Jetzt, ein Jahr nach der Finanzkrise, wagt ein Vater mit seiner Tochter den inzwischen vierten Versuch – dreimal ging hier schon ein Café bankrott – dem mit Gastronomie bereits überreich gesegneten Städtchen Sulzburg ein Stadtcafé anzubieten. Es liegt an diesem kalten Oktobertag an diesem Platz:
Bereits zehn nach Acht sitzen einige Herren dort bei der Zeitung. Einer hat die Süddeutsche ausgebreitet, deren Lektüre aufgrund des Umfangs jenen vorbehalten bleibt, die Erben und Rentiers sind.
Sie bietet täglich mehr Inhalte als Stern und Spiegel zusammen wöchentlich, allerdings leider nie investigative. Eben aus investigativen Gründen lese ich gerne die Badische Zeitung, da diese keine Zensurabteilung hat.

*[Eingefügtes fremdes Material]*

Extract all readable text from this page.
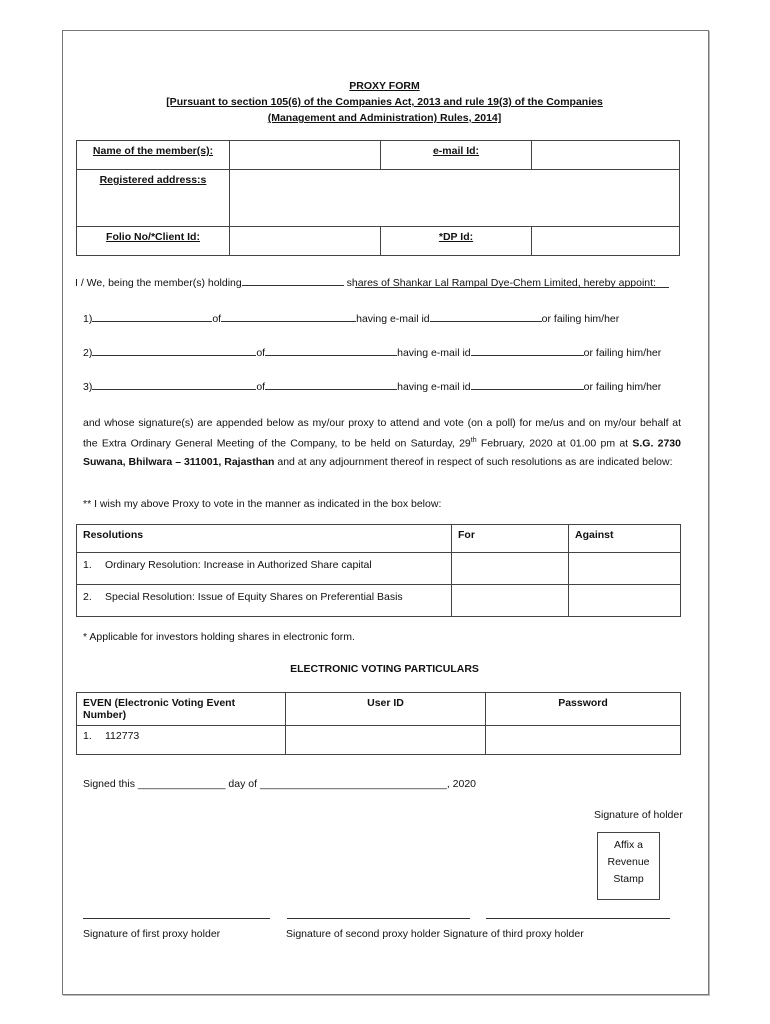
PROXY FORM
[Pursuant to section 105(6) of the Companies Act, 2013 and rule 19(3) of the Companies
(Management and Administration) Rules, 2014]
Name of the member(s):		e-mail Id:	
Registered address:s			
Folio No/*Client Id:		*DP Id:	
I / We, being the member(s) holding	shares of Shankar Lal Rampal Dye-Chem Limited, hereby appoint:
1)	of	having e-mail id	or failing him/her
2)	of	having e-mail id	or failing him/her
3)	of	having e-mail id	or failing him/her
and whose signature(s) are appended below as my/our proxy to attend and vote (on a poll) for me/us and on my/our behalf at the Extra Ordinary General Meeting of the Company, to be held on Saturday, 29th February, 2020 at 01.00 pm at S.G. 2730 Suwana, Bhilwara – 311001, Rajasthan and at any adjournment thereof in respect of such resolutions as are indicated below:
** I wish my above Proxy to vote in the manner as indicated in the box below:
Resolutions	For	Against
1. Ordinary Resolution: Increase in Authorized Share capital		
2. Special Resolution: Issue of Equity Shares on Preferential Basis		
* Applicable for investors holding shares in electronic form.
ELECTRONIC VOTING PARTICULARS
EVEN (Electronic Voting Event Number)	User ID	Password
1. 112773		
Signed this _______________ day of ________________________________, 2020
Signature of holder
Affix a
Revenue
Stamp
Signature of first proxy holder	Signature of second proxy holder Signature of third proxy holder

Heute verzaubert sie mit einer Nachricht aus dem schwarzgrünen Solarstädtchen Freiburg. Dort wird ein interessantes Problem diskutiert, das ich in dieser Form so noch nie gehört habe, nämlich die Frage der Verhütung für ALG-II-EmpfängerInnen. Offensichtlich besteht in der schwarzgrünen Rentnermajorität die Sorge, die Damen könnten zu schlecht verhüten, was wiederum zu teuren Abtreibungen führen würde, die den Staat am Ende daran hinderten, seine Hauptaufgabe, nämlich die Versorgung seiner Pensionäre auszuüben.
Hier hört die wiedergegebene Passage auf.